Neppure ieri, dinanzi a questa strage inaudita, ha esordito al «Regina Coeli» con la tragica notizia, bensì con il solito ormai stucchevolmente rivoluzionario «buongiorno». Poi però non ha lesinato il j'accuse. «Ieri, nel Pakistan centrale, la Santa Pasqua è stata insanguinata da un esecrabile attentato, che ha fatto strage di tante persone innocenti, per la maggior parte famiglie della minoranza cristiana - specialmente donne e bambini - raccolte in un parco pubblico per trascorrere nella gioia la festività pasquale». Ha chiesto un'Ave Maria, prima di salutare tutti con il «Buon pranzo». Io direi: che ci vada di traverso, qualche volta: sarebbe meglio.

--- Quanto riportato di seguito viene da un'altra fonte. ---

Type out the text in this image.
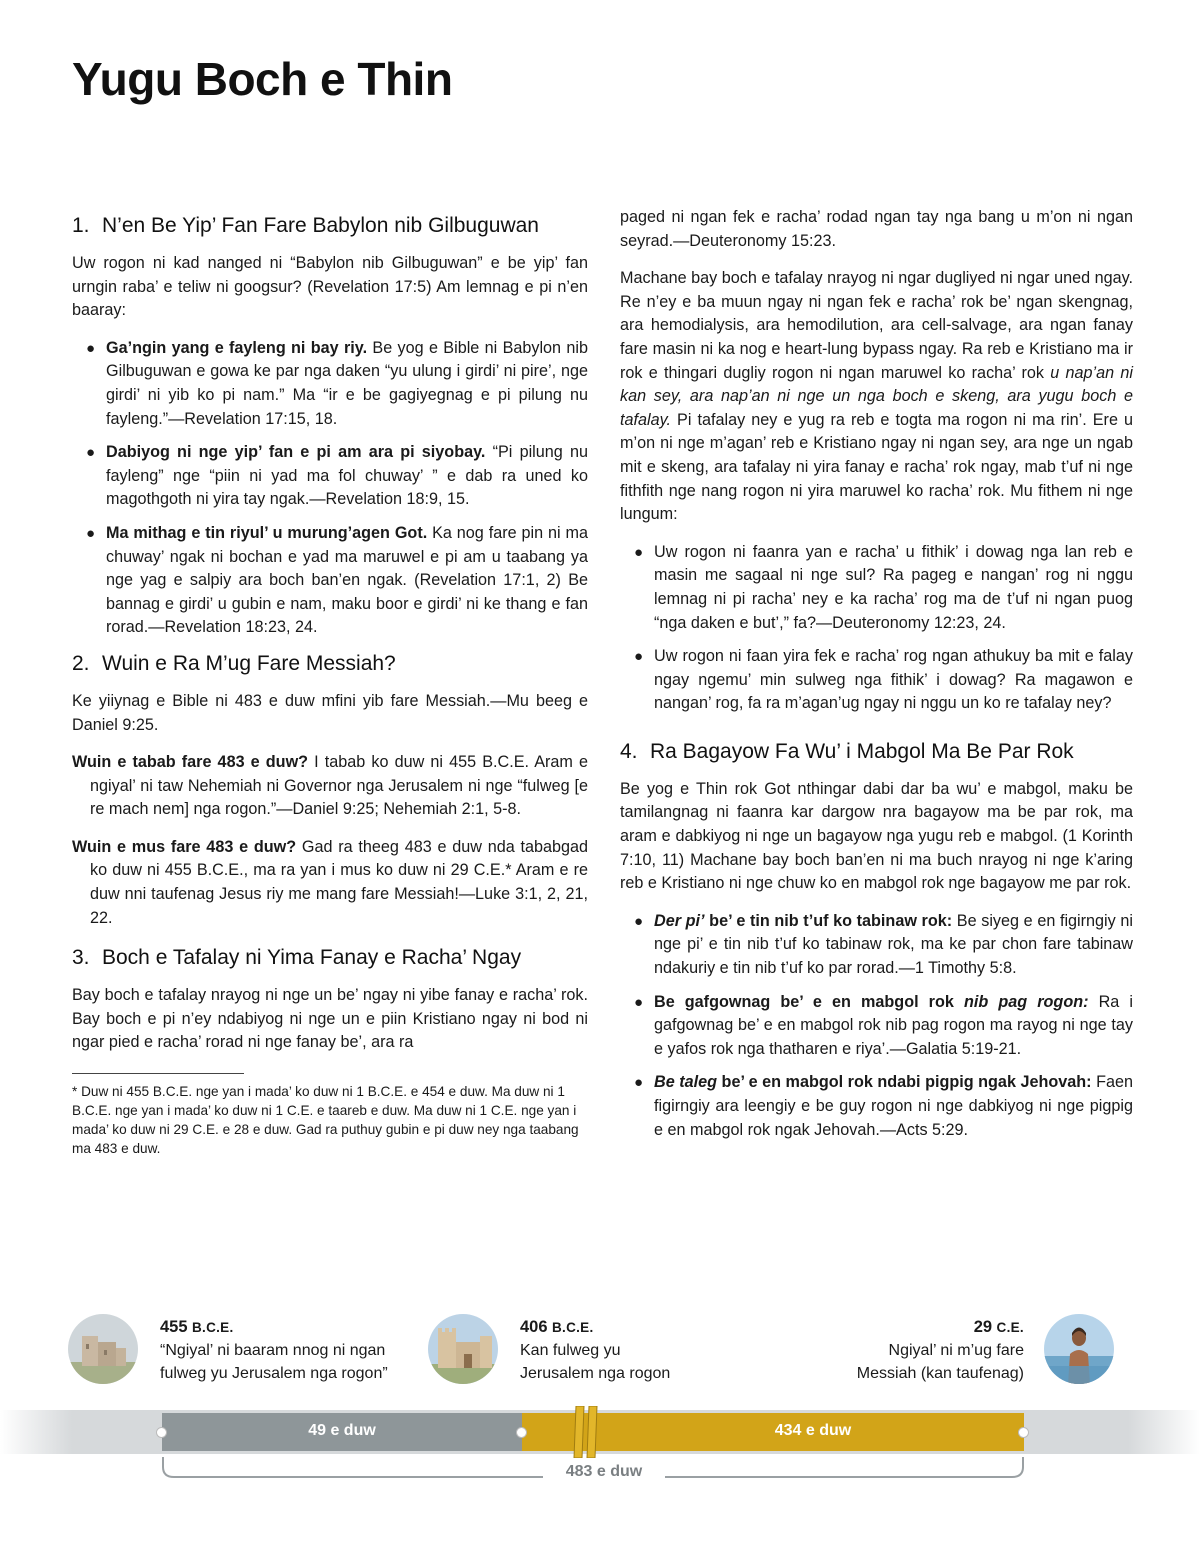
Yugu Boch e Thin
1. N’en Be Yip’ Fan Fare Babylon nib Gilbuguwan

Uw rogon ni kad nanged ni “Babylon nib Gilbuguwan” e be yip’ fan urngin raba’ e teliw ni googsur? (Revelation 17:5) Am lemnag e pi n’en baaray:

● Ga’ngin yang e fayleng ni bay riy. Be yog e Bible ni Babylon nib Gilbuguwan e gowa ke par nga daken “yu ulung i girdi’ ni pire’, nge girdi’ ni yib ko pi nam.” Ma “ir e be gagiyegnag e pi pilung nu fayleng.”—Revelation 17:15, 18.
● Dabiyog ni nge yip’ fan e pi am ara pi siyobay. “Pi pilung nu fayleng” nge “piin ni yad ma fol chuway’ ” e dab ra uned ko magothgoth ni yira tay ngak.—Revelation 18:9, 15.
● Ma mithag e tin riyul’ u murung’agen Got. Ka nog fare pin ni ma chuway’ ngak ni bochan e yad ma maruwel e pi am u taabang ya nge yag e salpiy ara boch ban’en ngak. (Revelation 17:1, 2) Be bannag e girdi’ u gubin e nam, maku boor e girdi’ ni ke thang e fan rorad.—Revelation 18:23, 24.
2. Wuin e Ra M’ug Fare Messiah?

Ke yiiynag e Bible ni 483 e duw mfini yib fare Messiah.—Mu beeg e Daniel 9:25.

Wuin e tabab fare 483 e duw? I tabab ko duw ni 455 B.C.E. Aram e ngiyal’ ni taw Nehemiah ni Governor nga Jerusalem ni nge “fulweg [e re mach nem] nga rogon.”—Daniel 9:25; Nehemiah 2:1, 5-8.

Wuin e mus fare 483 e duw? Gad ra theeg 483 e duw nda tababgad ko duw ni 455 B.C.E., ma ra yan i mus ko duw ni 29 C.E.* Aram e re duw nni taufenag Jesus riy me mang fare Messiah!—Luke 3:1, 2, 21, 22.

3. Boch e Tafalay ni Yima Fanay e Racha’ Ngay

Bay boch e tafalay nrayog ni nge un be’ ngay ni yibe fanay e racha’ rok. Bay boch e pi n’ey ndabiyog ni nge un e piin Kristiano ngay ni bod ni ngar pied e racha’ rorad ni nge fanay be’, ara ra

* Duw ni 455 B.C.E. nge yan i mada’ ko duw ni 1 B.C.E. e 454 e duw. Ma duw ni 1 B.C.E. nge yan i mada’ ko duw ni 1 C.E. e taareb e duw. Ma duw ni 1 C.E. nge yan i mada’ ko duw ni 29 C.E. e 28 e duw. Gad ra puthuy gubin e pi duw ney nga taabang ma 483 e duw.

paged ni ngan fek e racha’ rodad ngan tay nga bang u m’on ni ngan seyrad.—Deuteronomy 15:23.

Machane bay boch e tafalay nrayog ni ngar dugliyed ni ngar uned ngay. Re n’ey e ba muun ngay ni ngan fek e racha’ rok be’ ngan skengnag, ara hemodialysis, ara hemodilution, ara cell-salvage, ara ngan fanay fare masin ni ka nog e heart-lung bypass ngay. Ra reb e Kristiano ma ir rok e thingari dugliy rogon ni ngan maruwel ko racha’ rok u nap’an ni kan sey, ara nap’an ni nge un nga boch e skeng, ara yugu boch e tafalay. Pi tafalay ney e yug ra reb e togta ma rogon ni ma rin’. Ere u m’on ni nge m’agan’ reb e Kristiano ngay ni ngan sey, ara nge un ngab mit e skeng, ara tafalay ni yira fanay e racha’ rok ngay, mab t’uf ni nge fithfith nge nang rogon ni yira maruwel ko racha’ rok. Mu fithem ni nge lungum:

● Uw rogon ni faanra yan e racha’ u fithik’ i dowag nga lan reb e masin me sagaal ni nge sul? Ra pageg e nangan’ rog ni nggu lemnag ni pi racha’ ney e ka racha’ rog ma de t’uf ni ngan puog “nga daken e but’,” fa?—Deuteronomy 12:23, 24.
● Uw rogon ni faan yira fek e racha’ rog ngan athukuy ba mit e falay ngay ngemu’ min sulweg nga fithik’ i dowag? Ra magawon e nangan’ rog, fa ra m’agan’ug ngay ni nggu un ko re tafalay ney?
4. Ra Bagayow Fa Wu’ i Mabgol Ma Be Par Rok

Be yog e Thin rok Got nthingar dabi dar ba wu’ e mabgol, maku be tamilangnag ni faanra kar dargow nra bagayow ma be par rok, ma aram e dabkiyog ni nge un bagayow nga yugu reb e mabgol. (1 Korinth 7:10, 11) Machane bay boch ban’en ni ma buch nrayog ni nge k’aring reb e Kristiano ni nge chuw ko en mabgol rok nge bagayow me par rok.

● Der pi’ be’ e tin nib t’uf ko tabinaw rok: Be siyeg e en figirngiy ni nge pi’ e tin nib t’uf ko tabinaw rok, ma ke par chon fare tabinaw ndakuriy e tin nib t’uf ko par rorad.—1 Timothy 5:8.
● Be gafgownag be’ e en mabgol rok nib pag rogon: Ra i gafgownag be’ e en mabgol rok nib pag rogon ma rayog ni nge tay e yafos rok nga thatharen e riya’.—Galatia 5:19-21.
● Be taleg be’ e en mabgol rok ndabi pigpig ngak Jehovah: Faen figirngiy ara leengiy e be guy rogon ni nge dabkiyog ni nge pigpig e en mabgol rok ngak Jehovah.—Acts 5:29.
455 B.C.E.
“Ngiyal’ ni baaram nnog ni ngan
fulweg yu Jerusalem nga rogon”
406 B.C.E.
Kan fulweg yu
Jerusalem nga rogon
29 C.E.
Ngiyal’ ni m’ug fare
Messiah (kan taufenag)
49 e duw	434 e duw
483 e duw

Nei giorni scorsi aveva attaccato i commercianti d'armi, ma non tocca mai il nome dell'ideologia religiosa che arma i kamikaze, e che si chiama islamismo. Eppure a tutti chiede il parlar sincero, la parresìa. E se lui non può dirlo, per favore, qualcuno chiami le cose con il loro nome, come fece Ratzinger a Regensburg il 12 settembre del 2006. Sarebbe bello che i pakistani italiani, che sono per la grandissima parte lavoratori musulmani, non si limitassero a dire «no» al terrorismo, come hanno fatto, ma condannassero pubblicamente la legge sulla blasfemia che fornisce un alibi per tenere sotto schiaffo i cristiani. Ma non accadrà neppure stavolta. Colpisce che le agenzie internazionali, non abbiano accennato se non dopo ore e ore, a chi fosse il bersaglio, cioè i cristiani. Colpisce che in precedenza in Italia abbia avuto scarsissima eco, e nessuna volontà parlamentare o ecclesiastica affine, la deliberazione del Congresso americano che ha definito genocidio contro i cristiani quello in corso nel nostro tempo. Mentre in Italia ed in tutta Europa si colpisce con zelo piuttosto vile, accusandolo di islamofobia, come denunciato ieri proprio a Pasqua da Vittorio Feltri sul Giornale, chi osa eccepire sulla natura pacifista immanente all'islam.

Forse sarà il caso che ci ricordiamo che se Gesù ha chiesto di porgere l'altra guancia, non ha esteso questo concetto ai bambini e alle loro madri.